Legislation was introduced in Argentina to require all political candidates to undergo psychiatric tests to determine their mental competency. Levi Strauss introduced a new line of trousers with an “anti-radiation” pocket designed to shield wearers from mobile phone emissions. American special operations forces in Afghanistan were told to shave their beards and start wearing proper uniforms. The Bush Administration decided that Colombia has sufficiently improved its human rights record and released $42 million in military aid even though new emergency powers permit the Colombian government to do pretty much whatever it wants to whomever it chooses. Human rights groups denounced the decision. Officials in Hong Kong said they were planning to introduce a new law to prohibit sedition and subversion. Another mass grave was found in Chechnya, and the mutilated bodies were quickly identified as Chechens who were arrested by Russian forces in May. President Vladimir Putin of Russia threatened to preemptively invade Georgia as part of the war on terrorism. Yugoslavia won the world basketball championship for the fifth time.
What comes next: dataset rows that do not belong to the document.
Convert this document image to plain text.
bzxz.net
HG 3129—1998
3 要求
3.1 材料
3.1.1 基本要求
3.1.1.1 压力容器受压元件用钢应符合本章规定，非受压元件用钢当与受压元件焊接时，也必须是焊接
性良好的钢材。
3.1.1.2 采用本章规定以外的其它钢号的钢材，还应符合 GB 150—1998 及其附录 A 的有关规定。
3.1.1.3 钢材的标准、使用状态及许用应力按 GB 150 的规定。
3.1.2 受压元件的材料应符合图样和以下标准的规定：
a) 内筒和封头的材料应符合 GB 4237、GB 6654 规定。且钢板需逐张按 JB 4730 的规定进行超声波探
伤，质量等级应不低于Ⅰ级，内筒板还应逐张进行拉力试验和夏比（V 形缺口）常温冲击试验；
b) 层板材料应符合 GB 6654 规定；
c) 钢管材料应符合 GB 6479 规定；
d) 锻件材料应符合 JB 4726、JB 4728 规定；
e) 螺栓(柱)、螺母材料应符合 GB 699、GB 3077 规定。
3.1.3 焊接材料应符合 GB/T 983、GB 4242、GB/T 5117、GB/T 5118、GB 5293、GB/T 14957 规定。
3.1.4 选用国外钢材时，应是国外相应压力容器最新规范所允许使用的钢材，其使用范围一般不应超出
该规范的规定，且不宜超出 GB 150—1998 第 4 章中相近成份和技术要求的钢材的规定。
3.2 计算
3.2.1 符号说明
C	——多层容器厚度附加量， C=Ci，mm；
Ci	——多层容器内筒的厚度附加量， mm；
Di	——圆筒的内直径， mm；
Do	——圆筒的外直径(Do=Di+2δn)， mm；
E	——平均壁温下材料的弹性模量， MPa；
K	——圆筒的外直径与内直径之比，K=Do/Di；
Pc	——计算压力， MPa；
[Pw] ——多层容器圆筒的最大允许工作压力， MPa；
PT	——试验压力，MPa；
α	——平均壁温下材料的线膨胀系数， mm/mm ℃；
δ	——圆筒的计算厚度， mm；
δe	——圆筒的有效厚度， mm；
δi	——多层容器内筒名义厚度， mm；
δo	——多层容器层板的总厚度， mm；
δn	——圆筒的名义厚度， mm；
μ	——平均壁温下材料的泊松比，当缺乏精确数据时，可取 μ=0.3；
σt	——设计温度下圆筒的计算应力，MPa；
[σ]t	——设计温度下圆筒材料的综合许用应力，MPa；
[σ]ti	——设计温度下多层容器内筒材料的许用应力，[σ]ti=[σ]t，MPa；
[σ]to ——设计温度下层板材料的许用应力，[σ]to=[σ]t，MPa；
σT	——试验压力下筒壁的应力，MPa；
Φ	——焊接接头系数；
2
Physicists at Middle Tennessee State University sent electronic signals through coaxial cable at more than four times the speed of light using cheap off-the-shelf equipment. Nigerian police arrested a mortuary worker who tried to sell a pair of human breasts to undercover officers; the man also had bottles of blood and pubic hair for sale. Archaeologists found a 100-million-year-old shellfish fossil with two penises. The ostracod was described as having “the longest and most ostentatious display of sex in the fossil record.” Former New York mayor Rudolph Giuliani stopped combing his hair to cover up his bald head, and former president Bill Clinton told David Letterman that he has a room at home in Chappaqua where he takes his saxophone, shuts the door, and blows the night away. Thousands of pilgrims in Thailand were visiting a water puddle in the shape of the Buddha’s footprint; the puddle is guarded by a frog, and the frog was said to be dying because people keep rubbing talcum powder on its skin hoping to see lottery numbers.
More from Roger D. Hodge:
Ratio of money spent by Britons on prostitution to that spent on hairdressing:
A German scientist was testing an anti-stupidity pill.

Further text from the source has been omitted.